— Каждый имеет право жить, как ему хочется, лишь бы не мешать другому — разве не это смысл всего, что происходит за все века.
— Нет. Разврат мешает жить другому…
— Ты называешь это развратом… ты поэтому отказалась от карьеры артистки… ведь у тебя был талант… все говорили… а то, что бы тебя остановило… для многих это норма жизни… кто прав? Кто судьи?
— Ну, есть же другие, вечные, общие нормы.
— Кто их установил? Религия? А ты знаешь историю папства? Священники, которые продали и душу и тело власти?.. Не большевики же, которые врали и жили двойной моралью… нравственные убийцы…
— Люди родили идею. Люди исковеркали ее. Люди должны восстановить…
— Нельзя восстановить Вавилонскую башню… мама…
Когда он понял, как ловко и легко его купили, сам не поверил своему открытию, достал свои статьи годичной давности, стал анализировать, перечитывать, класть рядом с последними публикациями столбец к столбцу и ужаснулся тому, что произошло.
Пиджак засалился. Педагогика отступила назад, а впереди задрапированная в его Фразу шла демагогия… слава Богу, не под его фамилией, но все равно близким и знакомым стыдно в глаза смотреть… и это за два свежих лацкана, не вытянутые коленки на брюках, бесплатную бабочку на ночь и графин с коньяком на тумбочке в номере… для совершенно не пьющего человека — многовато… он понял, что оказался ни тут, ни там… для «тех» он был чужим, не в состоянии ожлобиться в силу характера, воспитания и здоровья, для «этих» стал отщепенцем, оторвавшимся от неписанных скрижалей порядочности и разумности существования… и для всех — подозрительным типом, явным ловкачом, может быть, стукачом, может быть, живущим под чьей-то еще не распознанной крышей.
Он вспомнил сорок восьмой, прошлый испуг снова сильнее сжал сердце. «Если бы я чего-то стоил, пошел бы вслед за Квитко и Бергельсоном. Просто я им не нужен, и себе я тоже такой не нужен. То, о чем мечталось, никогда не сбудется». Потом он стал высчитывать, что же его оградило: страх патрона за то, что пригрел прокаженного, или его заступничество, поскольку все же он был ему нужен, может быть, счастливое стечение обстоятельств, и понял, что просто до него не дошли еще руки. Он понял, что оказался в капкане, — уйти, значило сразу же подписать себе приговор, сидеть на месте — только оттянуть развязку… «Но не могут же они взять всех! — Возражал он себе и отвечал — Могут. Как сделали это со всеми крымскими татарами… в одну ночь…»

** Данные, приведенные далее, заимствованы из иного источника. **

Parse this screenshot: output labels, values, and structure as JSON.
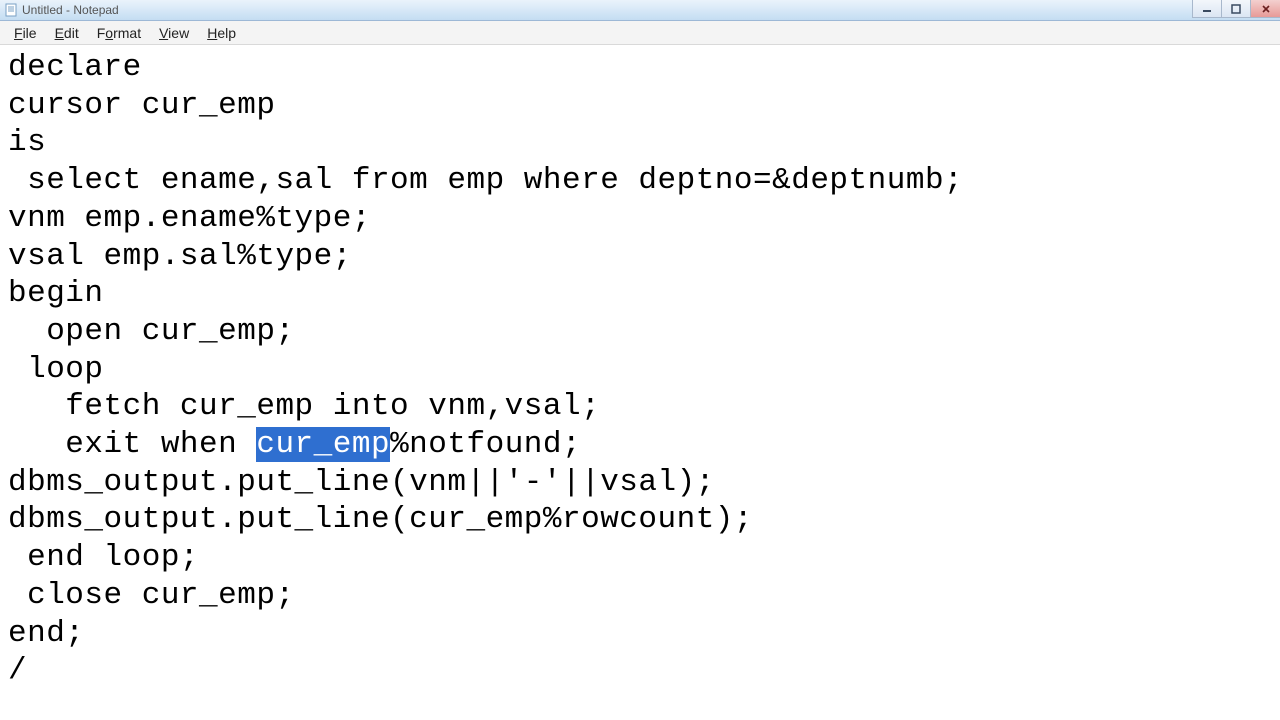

Вернувшись домой, он, несмотря на поздний час, стал энергично действовать под приглушенные проклятия «А, фарбренен зол алц верн»…[2] своей ничего не понимавшей супруги, сетовавшей особенно, что он не переоделся и, как настоящий «лемушка», непременно испортит последний костюм…
Он снял со шкафа пачку исписанных листков и завернул их тщательно в газету, потом перевязал какой-то лохматой веревкой и сунул в старую, выжженную годами сумку от противогаза, которая воняла селедкой. Все, что хранилось в ящике под столом, он комкал и засовывал в печку. Дверца ржаво скрипела, сыпалась сухая зола на пол и со змеиным шипением растекалась по подложенному, как у всякой топки, жестяному листу. Когда ящик опустел, он вытянул заслонку и поджег все с одной спички. Пламя загудело, и тягой шевелило дверцу топки, а там, где она не плотно прилегала к раме, видно было, как мечется рыжая горячая стихия. На душе его стало много спокойнее. Он взял ключ от сарая, но потом передумал и повесил его обратно на гвоздик у двери. Жена давно замолчала. Она поняла, что сейчас совсем не время, поскольку дело, видно, приняло не шуточный оборот, и у нее так же защемило сердце, как днем у мужа, но она не знала, отчего и не умела так анализировать.
На улице было прохладно, он поежился и поплотнее прижал сумку локтем — идти предстояло совсем недалеко. Он сначала стукнул тихонько в окошко, потом в сенях во вторую внутреннюю дверь и вошел, не дожидаясь ответа. В комнате было тепло, тоже топилась печка, и на конфорке стоял чайник. Он шагнул в комнату и остановился.
— Садитесь, — пригласил его человек, сидевший у стола, и встал ему навстречу. Петр Михайлович поколебался, снимать ли пальто, но решительно шагнул к столу и сел. — Давно я вас не видел, Пинхус Мордкович.